In a literate program, one can instead write InitGlobals() like this:

<<Function Definitions>>= 
void InitGlobals() { <<Initialize Global Variables>> 
shoeSize = 13; dielectric = true;
}

This defines a fragment, called <<Function Definitions>>, that contains the definition of the InitGlobals() function. The InitGlobals() function itself refers to another fragment, <<Initialize Global Variables>>. Because the initialization fragment has not yet been defined, we don’t know anything about this function except that it will probably contain assignments to global variables. (However, we can peek ahead by clicking on the plus sign on the right side of it; doing so expands out all of the fragment’s final code.)

Just having the fragment name is just the right level of abstraction for now, since no variables have been declared yet. When we introduce the global variable shoeSize somewhere later in the program, we can then write

<<Initialize Global Variables>>= 
shoeSize = 13;

Here we have started to define the contents of <<Initialize Global Variables>>. When the literate program is tangled into source code for compilation, the literate programming system will substitute the code shoeSize = 13; inside the definition of the InitGlobals() function. The symbol after the equals sign indicates that more code will later be added to this fragment. Clicking on it brings you to where that happens.

Later in the text, we may define another global variable, dielectric, and we can append its initialization to the fragment:

<<Initialize Global Variables>>+= 
dielectric = true;

The += symbol after the fragment name shows that we have added to a previously defined fragment. Further, the symbol links back to the previous place where <<Initialize Global Variables>> had code added to it.

When tangled, these three fragments turn into the code

void InitGlobals() { // Initialize Global Variables shoeSize = 13; dielectric = true; }

In this way, we can decompose complex functions into logically distinct parts, making them much easier to understand. For example, we can write a complicated function as a series of fragments:

<<Function Definitions>>+= 
void complexFunc(int x, int y, double *values) { <<Check validity of arguments>> if (x < y) { <<Swap parameter values>> } <<Do precomputation before loop>> <<Loop through and update \mono{values} array>> }

Again, the contents of each fragment are expanded inline in complexFunc() for compilation. In the document, we can introduce each fragment and its implementation in turn.
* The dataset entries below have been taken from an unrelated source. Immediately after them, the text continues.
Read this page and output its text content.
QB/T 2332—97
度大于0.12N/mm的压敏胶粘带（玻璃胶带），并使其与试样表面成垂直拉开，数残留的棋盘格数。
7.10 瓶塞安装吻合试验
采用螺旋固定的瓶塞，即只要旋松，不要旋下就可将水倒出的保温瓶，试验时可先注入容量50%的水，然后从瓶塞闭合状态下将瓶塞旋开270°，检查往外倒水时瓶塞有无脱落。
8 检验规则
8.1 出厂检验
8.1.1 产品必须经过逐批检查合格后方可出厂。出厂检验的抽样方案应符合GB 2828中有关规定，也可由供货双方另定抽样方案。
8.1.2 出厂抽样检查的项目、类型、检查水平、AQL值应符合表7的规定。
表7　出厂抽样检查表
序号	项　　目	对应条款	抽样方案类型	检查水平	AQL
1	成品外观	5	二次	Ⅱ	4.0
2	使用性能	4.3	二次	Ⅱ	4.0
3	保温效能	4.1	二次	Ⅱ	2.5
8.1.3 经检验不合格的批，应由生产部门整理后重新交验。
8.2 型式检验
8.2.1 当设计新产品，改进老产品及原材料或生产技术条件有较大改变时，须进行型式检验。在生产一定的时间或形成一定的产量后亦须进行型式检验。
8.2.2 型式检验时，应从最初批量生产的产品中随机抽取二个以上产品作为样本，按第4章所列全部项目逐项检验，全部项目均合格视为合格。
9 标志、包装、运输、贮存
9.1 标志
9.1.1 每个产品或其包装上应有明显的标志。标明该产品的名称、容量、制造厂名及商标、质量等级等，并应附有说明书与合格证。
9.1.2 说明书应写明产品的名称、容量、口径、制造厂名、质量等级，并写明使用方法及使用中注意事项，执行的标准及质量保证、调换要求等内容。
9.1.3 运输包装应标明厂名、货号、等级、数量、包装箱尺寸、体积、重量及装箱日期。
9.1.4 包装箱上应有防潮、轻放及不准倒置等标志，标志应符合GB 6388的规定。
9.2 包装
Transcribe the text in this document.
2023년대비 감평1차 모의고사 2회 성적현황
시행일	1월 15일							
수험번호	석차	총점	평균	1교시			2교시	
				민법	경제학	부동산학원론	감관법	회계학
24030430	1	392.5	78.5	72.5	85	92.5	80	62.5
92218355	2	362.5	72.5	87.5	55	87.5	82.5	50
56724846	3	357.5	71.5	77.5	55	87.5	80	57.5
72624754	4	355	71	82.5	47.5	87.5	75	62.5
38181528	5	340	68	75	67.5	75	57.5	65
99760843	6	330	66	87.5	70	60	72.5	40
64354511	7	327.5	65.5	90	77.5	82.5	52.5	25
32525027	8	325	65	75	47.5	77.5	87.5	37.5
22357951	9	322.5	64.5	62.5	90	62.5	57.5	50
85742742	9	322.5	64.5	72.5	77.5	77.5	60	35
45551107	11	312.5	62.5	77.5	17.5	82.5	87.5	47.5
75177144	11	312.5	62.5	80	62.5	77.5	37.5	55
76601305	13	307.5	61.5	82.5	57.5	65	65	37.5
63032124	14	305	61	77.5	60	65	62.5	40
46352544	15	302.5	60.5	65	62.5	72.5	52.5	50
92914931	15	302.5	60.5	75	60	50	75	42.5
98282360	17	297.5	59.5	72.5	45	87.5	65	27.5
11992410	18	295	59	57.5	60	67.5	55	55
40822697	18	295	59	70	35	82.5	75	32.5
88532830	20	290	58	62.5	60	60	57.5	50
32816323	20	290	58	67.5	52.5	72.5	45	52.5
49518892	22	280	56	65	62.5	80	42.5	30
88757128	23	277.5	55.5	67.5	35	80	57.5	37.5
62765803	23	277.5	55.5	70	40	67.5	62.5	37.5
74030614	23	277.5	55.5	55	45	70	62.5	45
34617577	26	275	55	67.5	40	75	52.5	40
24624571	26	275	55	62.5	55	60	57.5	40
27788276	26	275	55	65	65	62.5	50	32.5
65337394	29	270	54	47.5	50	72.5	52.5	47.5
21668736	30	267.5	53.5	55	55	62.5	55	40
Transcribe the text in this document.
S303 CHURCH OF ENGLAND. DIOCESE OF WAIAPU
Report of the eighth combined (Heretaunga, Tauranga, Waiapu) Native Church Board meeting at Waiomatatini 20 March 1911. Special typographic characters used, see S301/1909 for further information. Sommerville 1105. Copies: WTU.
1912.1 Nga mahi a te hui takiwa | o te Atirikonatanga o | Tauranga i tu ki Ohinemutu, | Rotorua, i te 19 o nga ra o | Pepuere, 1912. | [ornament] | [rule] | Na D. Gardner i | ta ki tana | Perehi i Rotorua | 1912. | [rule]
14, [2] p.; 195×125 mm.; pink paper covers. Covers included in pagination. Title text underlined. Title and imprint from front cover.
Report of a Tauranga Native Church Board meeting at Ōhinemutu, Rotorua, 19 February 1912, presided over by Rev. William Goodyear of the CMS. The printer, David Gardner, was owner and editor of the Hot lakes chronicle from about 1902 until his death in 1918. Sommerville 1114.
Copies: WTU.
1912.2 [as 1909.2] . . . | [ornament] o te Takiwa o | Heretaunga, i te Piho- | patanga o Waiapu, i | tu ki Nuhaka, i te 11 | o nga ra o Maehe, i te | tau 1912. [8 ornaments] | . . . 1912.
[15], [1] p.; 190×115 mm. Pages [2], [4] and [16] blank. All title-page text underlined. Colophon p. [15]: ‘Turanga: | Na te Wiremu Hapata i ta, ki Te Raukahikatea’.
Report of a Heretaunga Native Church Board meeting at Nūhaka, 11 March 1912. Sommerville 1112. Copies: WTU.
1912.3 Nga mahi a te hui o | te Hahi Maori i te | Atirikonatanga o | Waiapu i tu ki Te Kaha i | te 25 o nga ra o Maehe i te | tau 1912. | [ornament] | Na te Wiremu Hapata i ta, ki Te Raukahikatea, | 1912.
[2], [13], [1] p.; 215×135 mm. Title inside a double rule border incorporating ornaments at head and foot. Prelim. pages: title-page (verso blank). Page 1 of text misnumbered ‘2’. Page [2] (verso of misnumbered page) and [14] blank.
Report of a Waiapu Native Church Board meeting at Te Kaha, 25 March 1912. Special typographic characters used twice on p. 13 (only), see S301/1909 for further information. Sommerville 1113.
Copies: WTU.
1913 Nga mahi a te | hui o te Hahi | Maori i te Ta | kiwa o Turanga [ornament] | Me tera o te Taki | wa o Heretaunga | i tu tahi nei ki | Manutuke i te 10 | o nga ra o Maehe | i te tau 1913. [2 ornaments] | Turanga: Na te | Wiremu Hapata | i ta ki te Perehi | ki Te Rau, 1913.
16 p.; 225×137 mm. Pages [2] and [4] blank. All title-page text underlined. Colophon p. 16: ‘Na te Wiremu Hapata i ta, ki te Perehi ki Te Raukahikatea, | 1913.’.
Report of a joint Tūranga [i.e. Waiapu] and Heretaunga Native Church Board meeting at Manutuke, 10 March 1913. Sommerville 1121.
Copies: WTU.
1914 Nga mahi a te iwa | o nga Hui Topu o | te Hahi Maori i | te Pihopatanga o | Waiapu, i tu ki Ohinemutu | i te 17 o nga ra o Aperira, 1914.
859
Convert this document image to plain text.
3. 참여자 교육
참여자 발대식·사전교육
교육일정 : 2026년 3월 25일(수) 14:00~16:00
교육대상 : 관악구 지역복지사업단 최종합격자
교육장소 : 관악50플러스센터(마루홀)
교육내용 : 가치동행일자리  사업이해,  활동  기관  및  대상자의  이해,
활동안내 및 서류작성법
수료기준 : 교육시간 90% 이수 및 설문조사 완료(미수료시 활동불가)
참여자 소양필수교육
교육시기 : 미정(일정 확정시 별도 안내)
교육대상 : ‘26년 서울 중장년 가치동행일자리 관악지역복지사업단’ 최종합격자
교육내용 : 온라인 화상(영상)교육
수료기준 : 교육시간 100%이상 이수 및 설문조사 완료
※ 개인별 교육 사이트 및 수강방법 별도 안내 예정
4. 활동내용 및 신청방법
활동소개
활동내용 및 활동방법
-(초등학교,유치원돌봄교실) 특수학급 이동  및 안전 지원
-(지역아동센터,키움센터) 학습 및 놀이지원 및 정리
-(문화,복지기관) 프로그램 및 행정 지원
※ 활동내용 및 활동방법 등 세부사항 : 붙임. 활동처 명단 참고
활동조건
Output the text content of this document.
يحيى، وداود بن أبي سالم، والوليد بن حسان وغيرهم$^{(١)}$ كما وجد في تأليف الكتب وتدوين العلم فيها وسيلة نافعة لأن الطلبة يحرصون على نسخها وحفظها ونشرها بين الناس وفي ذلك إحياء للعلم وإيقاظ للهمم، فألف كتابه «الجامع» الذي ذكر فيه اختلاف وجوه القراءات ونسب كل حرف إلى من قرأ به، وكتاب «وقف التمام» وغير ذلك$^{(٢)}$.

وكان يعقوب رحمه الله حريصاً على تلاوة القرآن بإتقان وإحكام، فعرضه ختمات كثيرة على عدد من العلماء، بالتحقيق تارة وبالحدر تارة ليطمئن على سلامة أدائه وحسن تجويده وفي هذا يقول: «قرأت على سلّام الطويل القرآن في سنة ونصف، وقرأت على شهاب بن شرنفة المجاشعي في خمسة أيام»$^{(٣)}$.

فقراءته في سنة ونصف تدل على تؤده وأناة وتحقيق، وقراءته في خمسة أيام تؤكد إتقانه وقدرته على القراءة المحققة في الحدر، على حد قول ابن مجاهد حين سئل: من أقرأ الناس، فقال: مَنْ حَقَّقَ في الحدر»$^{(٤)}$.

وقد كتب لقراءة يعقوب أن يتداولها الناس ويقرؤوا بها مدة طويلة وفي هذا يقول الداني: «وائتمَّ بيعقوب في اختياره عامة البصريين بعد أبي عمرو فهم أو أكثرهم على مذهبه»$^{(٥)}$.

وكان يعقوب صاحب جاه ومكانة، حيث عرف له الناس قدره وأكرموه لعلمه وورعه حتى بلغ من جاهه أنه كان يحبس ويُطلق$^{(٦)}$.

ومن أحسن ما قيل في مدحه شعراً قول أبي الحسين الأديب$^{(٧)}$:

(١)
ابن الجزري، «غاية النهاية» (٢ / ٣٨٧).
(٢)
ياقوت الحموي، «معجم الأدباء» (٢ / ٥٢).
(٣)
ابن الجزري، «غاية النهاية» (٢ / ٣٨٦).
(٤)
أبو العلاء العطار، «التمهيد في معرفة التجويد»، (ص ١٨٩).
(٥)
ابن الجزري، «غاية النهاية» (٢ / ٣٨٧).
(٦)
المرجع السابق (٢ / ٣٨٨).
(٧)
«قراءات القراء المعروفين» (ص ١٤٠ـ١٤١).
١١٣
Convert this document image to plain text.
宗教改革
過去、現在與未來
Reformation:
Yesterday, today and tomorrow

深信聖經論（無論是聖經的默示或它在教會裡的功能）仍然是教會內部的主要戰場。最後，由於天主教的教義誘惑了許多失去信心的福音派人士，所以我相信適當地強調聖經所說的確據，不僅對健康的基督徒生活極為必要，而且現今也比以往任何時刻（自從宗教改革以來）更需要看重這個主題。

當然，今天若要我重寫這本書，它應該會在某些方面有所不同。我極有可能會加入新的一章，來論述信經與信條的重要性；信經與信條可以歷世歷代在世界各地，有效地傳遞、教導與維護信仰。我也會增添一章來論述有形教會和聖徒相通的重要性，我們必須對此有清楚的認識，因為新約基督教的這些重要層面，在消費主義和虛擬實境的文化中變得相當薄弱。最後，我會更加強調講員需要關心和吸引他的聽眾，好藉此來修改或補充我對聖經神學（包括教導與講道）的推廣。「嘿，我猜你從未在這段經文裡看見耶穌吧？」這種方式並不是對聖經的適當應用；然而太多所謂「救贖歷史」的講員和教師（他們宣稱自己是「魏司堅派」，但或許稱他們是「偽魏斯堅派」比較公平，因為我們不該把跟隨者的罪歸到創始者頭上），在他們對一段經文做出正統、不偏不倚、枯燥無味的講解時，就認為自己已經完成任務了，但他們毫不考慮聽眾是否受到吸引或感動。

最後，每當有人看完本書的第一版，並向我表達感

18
This decomposition lets us present code a few lines at a time, making it easier to understand. Another advantage of this style of programming is that by separating the function into logical fragments, each with a single and well-delineated purpose, each one can then be written, verified, or read independently. In general, we will try to make each fragment less than 10 lines long.

In some sense, the literate programming system is just an enhanced macro substitution package tuned to the task of rearranging program source code. This may seem like a trivial change, but in fact literate programming is quite different from other ways of structuring software systems.